LBNAT1 LAN (bge0): 192.168.1.1
LBNAT1 SYNC (bge2): 10.10.10.1
LBNAT1 WAN (bge1): 192.168.2.1 

LBNAT2 LAN (bge0): 192.168.1.2
LBNAT2 SYNC (bge2): 10.10.10.2
LBNAT2 WAN (bge1): 192.168.2.2 

LBNAT CARP0 LAN: 192.168.1.3
LBNAT CARP1 WAN: 192.168.2.3 (and alias 2.4, 2.5, 2.6, 2.7)

For the WAN side: actually I'm using public IP range, but for the description here I've replaced public IP range with private IP.
For the LAN side: I've put a /24 here for the description, but in reality it's a /18.

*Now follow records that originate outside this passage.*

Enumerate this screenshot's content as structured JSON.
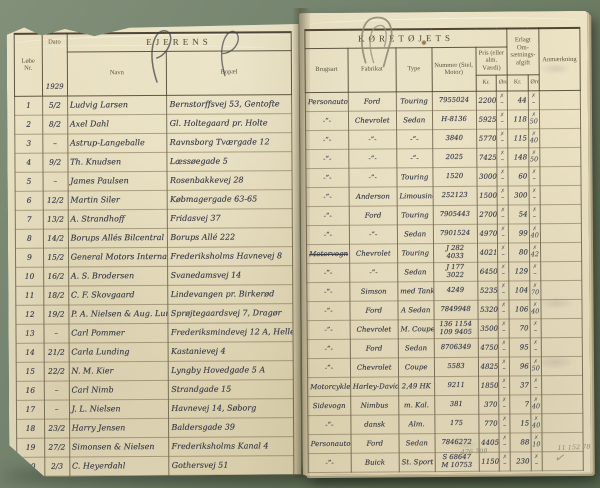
{
  "left_page": {
    "title": "EJERENS",
    "headers": {
      "nr": "Løbe Nr.",
      "dato": "Dato",
      "year": "1929",
      "navn": "Navn",
      "bopael": "Bopæl"
    },
    "rows": [
      {
        "nr": "1",
        "dato": "5/2",
        "navn": "Ludvig Larsen",
        "bopael": "Bernstorffsvej 53, Gentofte"
      },
      {
        "nr": "2",
        "dato": "8/2",
        "navn": "Axel Dahl",
        "bopael": "Gl. Holtegaard pr. Holte"
      },
      {
        "nr": "3",
        "dato": "–",
        "navn": "Astrup-Langeballe",
        "bopael": "Ravnsborg Tværgade 12"
      },
      {
        "nr": "4",
        "dato": "9/2",
        "navn": "Th. Knudsen",
        "bopael": "Læssøegade 5"
      },
      {
        "nr": "5",
        "dato": "–",
        "navn": "James Paulsen",
        "bopael": "Rosenbakkevej 28"
      },
      {
        "nr": "6",
        "dato": "12/2",
        "navn": "Martin Siler",
        "bopael": "Købmagergade 63-65"
      },
      {
        "nr": "7",
        "dato": "13/2",
        "navn": "A. Strandhoff",
        "bopael": "Fridasvej 37"
      },
      {
        "nr": "8",
        "dato": "14/2",
        "navn": "Borups Allés Bilcentral",
        "bopael": "Borups Allé 222"
      },
      {
        "nr": "9",
        "dato": "15/2",
        "navn": "General Motors International",
        "bopael": "Frederiksholms Havnevej 8"
      },
      {
        "nr": "10",
        "dato": "16/2",
        "navn": "A. S. Brodersen",
        "bopael": "Svanedamsvej 14"
      },
      {
        "nr": "11",
        "dato": "18/2",
        "navn": "C. F. Skovgaard",
        "bopael": "Lindevangen pr. Birkerød"
      },
      {
        "nr": "12",
        "dato": "19/2",
        "navn": "P. A. Nielsen & Aug. Lund",
        "bopael": "Sprøjtegaardsvej 7, Dragør"
      },
      {
        "nr": "13",
        "dato": "–",
        "navn": "Carl Pommer",
        "bopael": "Frederiksmindevej 12 A, Hellerup"
      },
      {
        "nr": "14",
        "dato": "21/2",
        "navn": "Carla Lunding",
        "bopael": "Kastanievej 4"
      },
      {
        "nr": "15",
        "dato": "22/2",
        "navn": "N. M. Kier",
        "bopael": "Lyngby Hovedgade 5 A"
      },
      {
        "nr": "16",
        "dato": "–",
        "navn": "Carl Nimb",
        "bopael": "Strandgade 15"
      },
      {
        "nr": "17",
        "dato": "–",
        "navn": "J. L. Nielsen",
        "bopael": "Havnevej 14, Søborg"
      },
      {
        "nr": "18",
        "dato": "23/2",
        "navn": "Harry Jensen",
        "bopael": "Baldersgade 39"
      },
      {
        "nr": "19",
        "dato": "27/2",
        "navn": "Simonsen & Nielsen",
        "bopael": "Frederiksholms Kanal 4"
      },
      {
        "nr": "20",
        "dato": "2/3",
        "navn": "C. Heyerdahl",
        "bopael": "Gothersvej 51"
      }
    ]
  },
  "right_page": {
    "title": "KØRETØJETS",
    "headers": {
      "brugsart": "Brugsart",
      "fabrikat": "Fabrikat",
      "type": "Type",
      "nummer": "Nummer (Stel, Motor)",
      "pris": "Pris (eller alm. Værdi)",
      "erlagt": "Erlagt Om-sætnings-afgift",
      "anm": "Anmærkning",
      "kr": "Kr.",
      "ore": "Øre"
    },
    "check_glyph": "✗",
    "rows": [
      {
        "brugsart": "Personauto",
        "fabrikat": "Ford",
        "type": "Touring",
        "nummer": "7955024",
        "pris_kr": "2200",
        "pris_ore": "–",
        "erlagt_kr": "44",
        "erlagt_ore": "–"
      },
      {
        "brugsart": "-”-",
        "fabrikat": "Chevrolet",
        "type": "Sedan",
        "nummer": "H-8136",
        "pris_kr": "5925",
        "pris_ore": "–",
        "erlagt_kr": "118",
        "erlagt_ore": "50"
      },
      {
        "brugsart": "-”-",
        "fabrikat": "-”-",
        "type": "-”-",
        "nummer": "3840",
        "pris_kr": "5770",
        "pris_ore": "–",
        "erlagt_kr": "115",
        "erlagt_ore": "40"
      },
      {
        "brugsart": "-”-",
        "fabrikat": "-”-",
        "type": "-”-",
        "nummer": "2025",
        "pris_kr": "7425",
        "pris_ore": "–",
        "erlagt_kr": "148",
        "erlagt_ore": "50"
      },
      {
        "brugsart": "-”-",
        "fabrikat": "-”-",
        "type": "Touring",
        "nummer": "1520",
        "pris_kr": "3000",
        "pris_ore": "–",
        "erlagt_kr": "60",
        "erlagt_ore": "–"
      },
      {
        "brugsart": "-”-",
        "fabrikat": "Anderson",
        "type": "Limousine",
        "nummer": "252123",
        "pris_kr": "15000",
        "pris_ore": "–",
        "erlagt_kr": "300",
        "erlagt_ore": "–"
      },
      {
        "brugsart": "-”-",
        "fabrikat": "Ford",
        "type": "Touring",
        "nummer": "7905443",
        "pris_kr": "2700",
        "pris_ore": "–",
        "erlagt_kr": "54",
        "erlagt_ore": "–"
      },
      {
        "brugsart": "-”-",
        "fabrikat": "-”-",
        "type": "Sedan",
        "nummer": "7901524",
        "pris_kr": "4970",
        "pris_ore": "–",
        "erlagt_kr": "99",
        "erlagt_ore": "40"
      },
      {
        "brugsart": "Motorvogn",
        "brugsart_struck": true,
        "fabrikat": "Chevrolet",
        "type": "Touring",
        "nummer": "J 282\n4033",
        "pris_kr": "4021",
        "pris_ore": "–",
        "erlagt_kr": "80",
        "erlagt_ore": "42"
      },
      {
        "brugsart": "-”-",
        "fabrikat": "-”-",
        "type": "Sedan",
        "nummer": "J 177\n3022",
        "pris_kr": "6450",
        "pris_ore": "–",
        "erlagt_kr": "129",
        "erlagt_ore": "–"
      },
      {
        "brugsart": "-”-",
        "fabrikat": "Simson",
        "type": "med Tank",
        "nummer": "4249",
        "pris_kr": "5235",
        "pris_ore": "–",
        "erlagt_kr": "104",
        "erlagt_ore": "70"
      },
      {
        "brugsart": "-”-",
        "fabrikat": "Ford",
        "type": "A Sedan",
        "nummer": "7849948",
        "pris_kr": "5320",
        "pris_ore": "–",
        "erlagt_kr": "106",
        "erlagt_ore": "40"
      },
      {
        "brugsart": "-”-",
        "fabrikat": "Chevrolet",
        "type": "M. Coupe",
        "nummer": "136 1154\n109 9405",
        "pris_kr": "3500",
        "pris_ore": "–",
        "erlagt_kr": "70",
        "erlagt_ore": "–"
      },
      {
        "brugsart": "-”-",
        "fabrikat": "Ford",
        "type": "Sedan",
        "nummer": "8706349",
        "pris_kr": "4750",
        "pris_ore": "–",
        "erlagt_kr": "95",
        "erlagt_ore": "–"
      },
      {
        "brugsart": "-”-",
        "fabrikat": "Chevrolet",
        "type": "Coupe",
        "nummer": "5583",
        "pris_kr": "4825",
        "pris_ore": "–",
        "erlagt_kr": "96",
        "erlagt_ore": "50"
      },
      {
        "brugsart": "Motorcykle",
        "fabrikat": "Harley-Davidson",
        "type": "2,49 HK",
        "nummer": "9211",
        "pris_kr": "1850",
        "pris_ore": "–",
        "erlagt_kr": "37",
        "erlagt_ore": "–"
      },
      {
        "brugsart": "Sidevogn",
        "fabrikat": "Nimbus",
        "type": "m. Kal.",
        "nummer": "381",
        "pris_kr": "370",
        "pris_ore": "–",
        "erlagt_kr": "7",
        "erlagt_ore": "40"
      },
      {
        "brugsart": "-”-",
        "fabrikat": "dansk",
        "type": "Alm.",
        "nummer": "175",
        "pris_kr": "770",
        "pris_ore": "–",
        "erlagt_kr": "15",
        "erlagt_ore": "40"
      },
      {
        "brugsart": "Personauto",
        "fabrikat": "Ford",
        "type": "Sedan",
        "nummer": "7846272",
        "pris_kr": "4405",
        "pris_ore": "–",
        "erlagt_kr": "88",
        "erlagt_ore": "10"
      },
      {
        "brugsart": "-”-",
        "fabrikat": "Buick",
        "type": "St. Sport",
        "nummer": "S 68647\nM 10753",
        "pris_kr": "11500",
        "pris_ore": "–",
        "erlagt_kr": "230",
        "erlagt_ore": "–"
      }
    ],
    "pencil": {
      "total_pris": "476 708",
      "total_erlagt": "11 152 78",
      "mark": "✓"
    }
  }
}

So my purpose is to perform load-balancing NAT. However I'm not sure about what rules *I* should implement:

LBNAT1 and LBNAT2: pf.conf (I'm just putting here rules and interfaces definitions concerning NAT and CARP)

```
extcarp_if = "carp1"
int_if = "bge0"
ext_if = "bge1"
syn_if = "bge2"


table <POOL_SUBS1> { 192.168.1.0/24 }

nat pass log on $ext_if from <POOL_SUBS1> to any -> $extcarp_if source-hash

#CARP SYNCHRO
pass quick on { syn_if } proto pfsync keep state (no-sync)
pass on { int_if ext_if } proto carp keep state
```

Is anyone trying to implement something like this? And will pf use the IP alias of carp1 to perform NAT too, or only the main IP on carp1?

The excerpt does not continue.